Éd. Henry, 2023, 120 p. 15€ (Prix Paul
Verlaine 2024 de la Maison de Poésie) Note de lecture de
Dominique Zinenberg |
« Ceux qui les referment sont les mêmes qui les ont
ouvertes » : on ouvre une parenthèse en naissant, on la referme en
mourant ; or dans ce recueil en deux volets, la poète déplore d’une part
la mort de son père ; d’autre part celle de sa mère. Deux temps de
deuil, deux retours à leur vie. C’est le chagrin lui-même qui donne accès au
récit fragmenté de la vie du père, puis de la mère. Dans la mort, le père est
enterré ce qui fait surgir des visions de putréfaction, liquéfaction,
disparition lente : « À présent Tu n’as plus de bouche, plus d’estomac pour boire les
jours, pour goûter la vie. Tu n’as plus la
vie. « Plus »,
selon la prononciation, signifie davantage
ou privation définitive, c’est étrange. »
La plongée dans le
manque du père se distille goutte à goutte en jours, en mois et cela semble
s’arrêter au bout d’un an. Le père mort, la seule chose à faire pour
neutraliser le chagrin c’est de tenter « de parler encore de lui, /
seulement de lui, / avec toute l’ambiguïté d’un sujet qui n’existe
plus. » Ce qui est très
sensible dans les poèmes consacrés au père c’est l’art de la poète de
suggérer le temps qui passe par l’érosion progressive d’un vers à chaque
étape de la première année de deuil : « Un mois
déjà. Là-haut, ton
corps se dissout petit à petit… » (p.29) « Sept mois
déjà. Là-haut, ton… »
(p. 49) « Huit mois
déjà. Là-haut… »
(p.52) « Neuf mois
déjà … » (p.55) C’est l’éloquence
par le rétrécissement concret du vers jusqu’aux points de suspension
remplaçant les mots, mimant le travail du temps sur la dissolution des
chairs. Ces flashs
macabres envahissent l’espace du poème et cela jusqu’au dernier poème que la
poète lui consacre : « À présent,
j’ai pour père un cadavre qui continue de se
décomposer en se mêlant à la
terre et aux autres morts. Nous ne jouons plus
dans la même cour. Tu t’es
définitivement tu. » (p.64) Dès après sa mort,
ce qui frappe la fille devenue orpheline c’est la métamorphose qui s’est
opérée en lui, son père. « changé en un autre que mon père ». Il
est devenu méconnaissable : « Qui c’est / le monsieur émacié/ couché dans
la pénombre comme une statue de cire ? » Pourtant elle
prend le parti de s’adresser à lui, de lui parler en lui disant
« tu » tout en ayant conscience qu’elle le fait « avec toute
l’ambiguïté d’un sujet qui n’existe plus. » Elle se débat avec ce besoin
de le tutoyer comme s’il entendait encore et l’absence bien réelle qu’elle
expérimente.

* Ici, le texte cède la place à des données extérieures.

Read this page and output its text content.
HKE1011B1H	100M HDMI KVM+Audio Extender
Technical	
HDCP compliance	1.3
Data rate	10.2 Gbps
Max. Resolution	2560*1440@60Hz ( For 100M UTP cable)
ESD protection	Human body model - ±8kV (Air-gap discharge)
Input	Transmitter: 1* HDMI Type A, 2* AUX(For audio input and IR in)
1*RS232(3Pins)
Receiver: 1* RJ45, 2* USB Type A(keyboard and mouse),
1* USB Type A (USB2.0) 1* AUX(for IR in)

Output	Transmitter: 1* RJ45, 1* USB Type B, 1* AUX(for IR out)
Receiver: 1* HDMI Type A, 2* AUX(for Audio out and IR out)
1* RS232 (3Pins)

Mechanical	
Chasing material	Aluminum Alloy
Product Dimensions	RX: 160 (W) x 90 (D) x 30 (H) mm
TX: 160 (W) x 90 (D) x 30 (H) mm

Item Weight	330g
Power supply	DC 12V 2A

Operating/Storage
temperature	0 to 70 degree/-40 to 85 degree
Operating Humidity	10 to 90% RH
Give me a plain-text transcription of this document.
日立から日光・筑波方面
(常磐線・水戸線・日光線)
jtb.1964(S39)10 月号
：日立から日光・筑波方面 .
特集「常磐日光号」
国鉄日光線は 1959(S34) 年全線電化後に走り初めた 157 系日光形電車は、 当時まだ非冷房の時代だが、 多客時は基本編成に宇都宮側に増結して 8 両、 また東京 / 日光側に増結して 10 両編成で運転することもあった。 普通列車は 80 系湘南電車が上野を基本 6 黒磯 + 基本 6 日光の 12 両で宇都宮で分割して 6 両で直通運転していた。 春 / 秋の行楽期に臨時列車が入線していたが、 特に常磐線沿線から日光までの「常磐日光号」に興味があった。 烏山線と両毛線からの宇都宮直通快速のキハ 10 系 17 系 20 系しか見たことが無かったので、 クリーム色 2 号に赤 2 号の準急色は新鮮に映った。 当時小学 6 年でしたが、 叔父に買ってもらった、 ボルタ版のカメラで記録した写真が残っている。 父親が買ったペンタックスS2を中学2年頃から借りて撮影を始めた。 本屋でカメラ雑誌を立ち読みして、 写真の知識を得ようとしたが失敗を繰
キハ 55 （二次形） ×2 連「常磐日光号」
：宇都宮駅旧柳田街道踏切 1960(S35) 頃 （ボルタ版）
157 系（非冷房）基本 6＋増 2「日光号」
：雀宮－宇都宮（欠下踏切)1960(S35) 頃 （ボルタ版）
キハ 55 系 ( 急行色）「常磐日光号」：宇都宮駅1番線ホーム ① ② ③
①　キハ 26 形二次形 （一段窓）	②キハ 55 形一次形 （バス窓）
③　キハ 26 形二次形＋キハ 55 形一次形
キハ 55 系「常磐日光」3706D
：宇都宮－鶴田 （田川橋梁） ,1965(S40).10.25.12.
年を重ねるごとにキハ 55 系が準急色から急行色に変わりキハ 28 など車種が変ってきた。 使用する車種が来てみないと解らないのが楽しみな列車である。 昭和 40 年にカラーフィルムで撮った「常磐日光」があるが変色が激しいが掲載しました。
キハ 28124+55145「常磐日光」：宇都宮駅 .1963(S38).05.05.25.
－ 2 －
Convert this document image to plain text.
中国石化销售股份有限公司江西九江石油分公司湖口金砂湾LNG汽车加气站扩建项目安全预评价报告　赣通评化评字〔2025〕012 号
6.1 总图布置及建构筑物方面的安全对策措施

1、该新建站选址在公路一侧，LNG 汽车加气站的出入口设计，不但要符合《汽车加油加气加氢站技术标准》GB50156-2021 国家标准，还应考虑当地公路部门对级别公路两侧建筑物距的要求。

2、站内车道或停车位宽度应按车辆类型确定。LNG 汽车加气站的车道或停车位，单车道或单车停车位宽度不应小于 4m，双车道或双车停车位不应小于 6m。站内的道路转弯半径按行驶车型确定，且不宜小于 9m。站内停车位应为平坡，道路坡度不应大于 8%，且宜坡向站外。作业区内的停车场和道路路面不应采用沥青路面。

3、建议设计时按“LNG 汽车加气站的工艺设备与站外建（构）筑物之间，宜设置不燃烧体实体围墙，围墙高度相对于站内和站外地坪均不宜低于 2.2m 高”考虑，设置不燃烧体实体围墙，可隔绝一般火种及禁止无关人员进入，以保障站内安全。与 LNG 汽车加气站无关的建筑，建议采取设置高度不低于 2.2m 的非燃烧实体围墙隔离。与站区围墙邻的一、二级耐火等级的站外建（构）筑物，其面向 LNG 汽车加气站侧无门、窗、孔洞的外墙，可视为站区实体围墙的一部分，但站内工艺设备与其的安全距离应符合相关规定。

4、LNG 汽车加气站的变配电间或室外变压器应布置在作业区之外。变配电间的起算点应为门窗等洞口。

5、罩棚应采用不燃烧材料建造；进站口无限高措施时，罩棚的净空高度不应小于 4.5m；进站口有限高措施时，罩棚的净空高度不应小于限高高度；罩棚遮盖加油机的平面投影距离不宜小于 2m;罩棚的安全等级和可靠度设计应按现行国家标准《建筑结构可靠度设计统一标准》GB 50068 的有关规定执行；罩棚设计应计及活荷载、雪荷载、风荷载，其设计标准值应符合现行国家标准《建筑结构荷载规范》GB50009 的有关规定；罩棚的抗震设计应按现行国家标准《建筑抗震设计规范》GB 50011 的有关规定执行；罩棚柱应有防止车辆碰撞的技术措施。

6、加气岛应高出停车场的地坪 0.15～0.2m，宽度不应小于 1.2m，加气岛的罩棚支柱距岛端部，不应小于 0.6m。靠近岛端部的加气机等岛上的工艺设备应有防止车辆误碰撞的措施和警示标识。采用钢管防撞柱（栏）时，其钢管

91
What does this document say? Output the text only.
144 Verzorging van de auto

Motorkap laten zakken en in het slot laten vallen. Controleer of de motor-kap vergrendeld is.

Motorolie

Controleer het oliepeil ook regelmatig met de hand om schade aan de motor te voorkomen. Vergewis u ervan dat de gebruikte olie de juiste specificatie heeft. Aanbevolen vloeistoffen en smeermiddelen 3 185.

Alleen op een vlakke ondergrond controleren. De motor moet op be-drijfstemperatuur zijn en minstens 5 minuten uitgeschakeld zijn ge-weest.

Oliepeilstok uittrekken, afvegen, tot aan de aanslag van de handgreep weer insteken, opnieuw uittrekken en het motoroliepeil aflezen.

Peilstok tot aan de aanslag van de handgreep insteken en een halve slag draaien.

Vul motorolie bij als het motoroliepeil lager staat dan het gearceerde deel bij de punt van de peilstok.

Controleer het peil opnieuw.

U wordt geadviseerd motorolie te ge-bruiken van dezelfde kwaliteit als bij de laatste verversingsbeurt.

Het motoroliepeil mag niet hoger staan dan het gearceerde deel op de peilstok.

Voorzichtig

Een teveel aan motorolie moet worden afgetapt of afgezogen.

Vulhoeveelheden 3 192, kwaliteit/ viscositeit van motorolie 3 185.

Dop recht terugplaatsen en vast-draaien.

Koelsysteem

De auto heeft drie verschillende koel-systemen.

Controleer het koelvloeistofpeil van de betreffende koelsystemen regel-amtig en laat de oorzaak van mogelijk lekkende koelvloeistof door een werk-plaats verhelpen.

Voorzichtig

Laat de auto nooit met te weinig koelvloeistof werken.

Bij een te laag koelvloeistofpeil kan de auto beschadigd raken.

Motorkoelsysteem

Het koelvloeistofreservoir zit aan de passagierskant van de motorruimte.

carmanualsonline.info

Des fragments de
la vie du père émaillent les poèmes : sa rencontre avec sa mère, son
métier d’ingénieur : « Tu faisais la fierté de la Berthe, / un fils de
paysan devenu ingénieur. », sa maladie : « son pitchoun, le
Guy, interné chez les fadas. » Ainsi
parallèlement à sa disparition (un peu comme le fait Jean-Philippe Toussaint
dans son récit La Disparition du paysage), Chantal Dupuy-Dunier retrace
quelques éléments de la biographie de son père donnant voix à ceux qui ont
connu sa famille, voix de commérages, que l’on sent plus ou moins
bienveillantes. « Passe,
impair et manque » voilà comment la poète a titré ce premier volet. Ce
lexique qui appartient au jeu de la roulette ou de la boule au casino n’est pas
sans ambiguïté. S’il suggère le hasard, la loterie ou le destin, il joue
aussi sur les signifiants dont la psychanalyse fait son miel :
« Passe » comme le fait de passer de vie à trépas et transmission
d’une hérédité, d’un savoir ou d’un héritage : « C’est toi qui m’as
offert les mots-jouets, / pas ceux de tous les jours, / les outils de la
poésie. » ; « impair » comme « un père » ;
et l’évidence du sens de « manque » pour tout lecteur. Avec la
disparition de la mère, le même processus de deuil est à l’œuvre, mais ce qui
traverse les poèmes ce sont des images de feu, puisqu’elle a été incinérée. « Deux heures coulent dans le sablier pendant que ta
fumée monte au-dessus de la colline. L’air tremble à son
passage. La Mort au masque
de céruse se lave les mains dans nos fontaines * Les nuages
porteront peut-être ton deuil. » *Saint John Perse « Laisse de
mère » est le titre choisi pour le volet poétique consacré par l’autrice
à sa mère. Là encore les signifiants abondent : laisse comme abandon, laisse
comme forme poétique dans les chansons de Geste ; laisse comme lien
solide et comme éloignement, mais aussi bande de débris que les marées
déposent sur le sable en « laisse de mer » : « Tu me
délaisses, je te délaisse. C’est comme une
comptine… Une comptine pour
faire peur aux enfants
méchants. Je te délaisse, tu me délaisses. Petit à petit, tu te délaisses, tu abandonnes ton
corps, tu t’endors dans
tes yeux pour éprouver
l’approche de la mort. » (p.71) À l’inverse du mot
« Impair » qui cache le mot « père », le mot mère cache
la mer. On la retrouve dans le sillon des poèmes de façon allusive :
« comme une empreinte humide sur la grève », « comme
l’intérieur charnel d’un coquillage », « Ô la conque », « sur
l’estran », « l’ultime retrait de la marée », « Poisson
sorti de l’eau … // poisson mort », « Placenta méduse, / étoile de
mère morte. / près d’un château de sable », « Tu nous as donné les
ailes des goélands », « comme des galets dans l’espace de l’estran. »,
« Ta mort, un phare/ dont le feu aveugle », « comme le creux
sombre des vagues. » etc. « Comment peux-tu t’effacer, devenir ce sable broyé sur le rivage d’une île étrange ? Laisse de mère, un peu de silice qui crisse sous les dents
de la mémoire. » Le lecteur
pressent une histoire complexe entre la mère et la fille. Une histoire de
liens puissants tissée par les contes et les comptines, par le lait des
ressemblances qui se confirment quand la fille orpheline se regarde dans le
miroir : « Dans mon miroir, / c’est ton visage éteint que
j’aperçois désormais. / En vieillissant, je te ressemble, ma mère. »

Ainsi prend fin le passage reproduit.